O2 Wireless Festival Roundup - Hyde Park, 04/07/08
July 7th, 2008
While Morrissey stole the show (can a headliner steal a show? Probably not…) at Wireless last Friday, there were plenty of other things to point my ears at too. Here’s a summary of what I saw/heard.
- The National. I had pretty much written off seeing The National at this festival, due to their partial clash with Beck & Morrissey, the fact that I’ve seen them twice in the last year and the fact that I’m tired of their album-milking, but I was nonetheless pleasantly surprised when a girl with wings grabbed myself and Lady R just as we had entered the festival at 3:00pm and told us that The National were doing a “secret” 15 minute show soon on the 02 stage. So we wandered over and saw a fine condensed National performance of four songs, including my old favourite, ’Mistaken For Strangers’ and ‘Fake Empire’. This satisfied any National-needs that we had for the day, and we were more than happy to ignore them later, in favour of getting a good spot for Moz.

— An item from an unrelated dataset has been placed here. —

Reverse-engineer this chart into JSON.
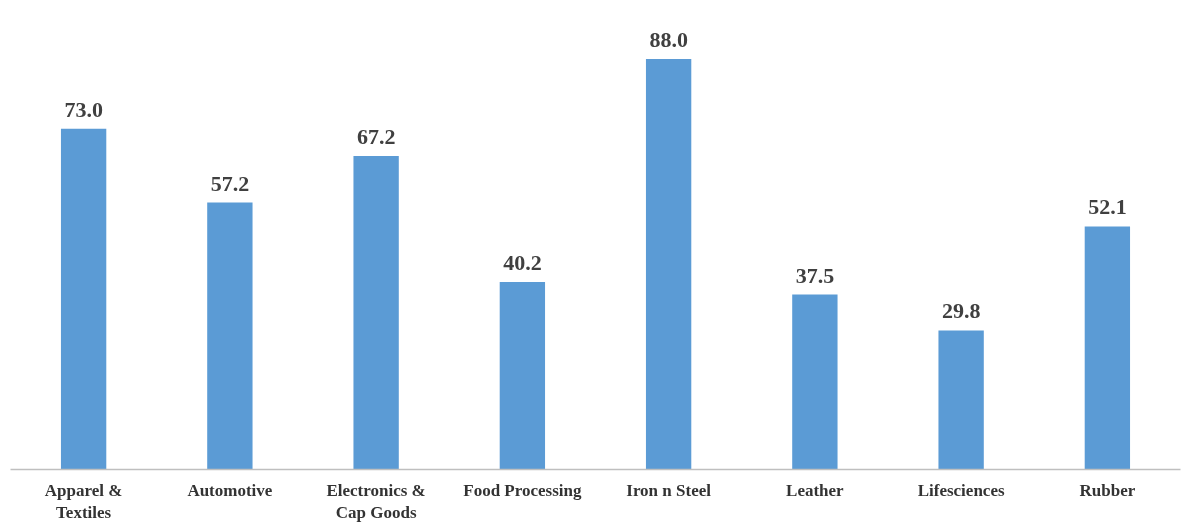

I don’t care how good anyone says they were (apparently they put on a good show), screw the (talented) milking bastards.
- Dirty Pretty Things. We sat on the grass with a plastic bottle of Tuborg and listened to these fellows. It was grand, samey, grand.
- Guillemots. The first song ‘Get Over It’ was grand, then he started dribbling on about the next song being about ‘loving’ and asked everyone to kiss their partners, or if you had no partner, to just watch the others kissing. Mulchy wet bastard. I haven’t been so appalled since The Great Athlete Incident*. We got up and went for noodles.
- Siouxsie Sioux. I’d been looking forward to seeing this quite a bit, though more out of legend-curiosity than musical interest - I hadn’t been impressed with her last Jools H performance. But I was very pleasantly surprised. Her voice has changed over the years, due to a million cigarettes or whatever, but she clearly still enjoys herself on stage, and gave an energetic performance in her silver catsuit. The band sounded fantastic, opening the set (to my delight) with Banshees classic ‘Israel’, and including ‘Happy House’ later. Again the vocals did little for me, but the band sounded huge. Great stuff.
- Beck. This was strange. I love Beck, even though he’s a loop-the-loop Scientologist. He played what was, on paper, a fantastic set with most of the classics, but it was like he wasn’t there at all. Just some robot-Beck. Or a dull man dressed as Beck. There was no interaction, no energy, no show, nothing. It was just like a sound-check. It sounded fine. Strange. Presumably he wasn’t in the mood. But it’s his job to be in the mood. I hadn’t seen him for eight years, and I love almost everything he’s ever recorded, so this was disappointing. There was nothing from Midnight Vultures either, presumably because you couldn’t play any of that whilst acting like a scarecrow with a guitar.
And that was all. Follow all the above with Morrissey, and you get a happy Jusk.
*This deserves a blog-post of it’s own, sometime in the future.